Da segnalare poi che, tornando a parlare di gaming, alcuni giochi presentano artefatti non presenti su Quest 2. Bonelab in standalone, ad esempio, ha qualche problema a gestire la texture del fuoco, mentre Wolfenstein Cyberpilot via PC presenta uno strano effetto di illuminazione sulle superfici. Tutti problemi risolvibili con un software update, ma che vale la pena segnalare. Inoltre, sia in standalone che via PC, le lenti presentano una strana distorsione sui bordi, a cui si può non far caso durante giochi con mappe contenute, ma che infastidiscono parecchio su produzioni con ambienti più estesi, com’è uno Skyrim VR.
Meta Quest Pro è grossomodo quello che ci era stato detto, e forse va bene così.
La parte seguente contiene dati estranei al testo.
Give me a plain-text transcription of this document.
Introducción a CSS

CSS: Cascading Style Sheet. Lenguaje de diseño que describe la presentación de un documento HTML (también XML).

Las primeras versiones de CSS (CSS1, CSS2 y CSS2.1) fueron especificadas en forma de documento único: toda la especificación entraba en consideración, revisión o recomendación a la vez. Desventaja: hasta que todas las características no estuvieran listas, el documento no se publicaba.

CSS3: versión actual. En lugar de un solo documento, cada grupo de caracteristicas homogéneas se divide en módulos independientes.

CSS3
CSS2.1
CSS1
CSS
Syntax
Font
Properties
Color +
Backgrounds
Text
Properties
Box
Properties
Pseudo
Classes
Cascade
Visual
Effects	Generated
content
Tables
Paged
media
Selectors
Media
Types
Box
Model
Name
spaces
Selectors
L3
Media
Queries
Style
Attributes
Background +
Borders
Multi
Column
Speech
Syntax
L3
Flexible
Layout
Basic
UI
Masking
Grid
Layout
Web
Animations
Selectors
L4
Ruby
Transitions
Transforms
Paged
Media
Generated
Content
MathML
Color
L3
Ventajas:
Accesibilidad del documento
Un visore pensato per un uso professionale e business che non restituisce niente di più a chi vuole semplicemente giocare in realtà virtuale, e che forse va anche a togliere qualcosa. Non avrebbe avuto senso lanciare sul mercato un visore da duemila euro che avrebbe reso scontenti i videogiocatori che non avrebbero potuto permetterselo; rimane da capire quanto senso abbia riempire una nicchia di mercato che invece, a sentimento, tanto grande non è. Per chi vuole giocare c’è poco da fare: tocca aspettare il tanto agognato Meta Quest 3, probabilmente in uscita intorno alla fine dell’anno prossimo.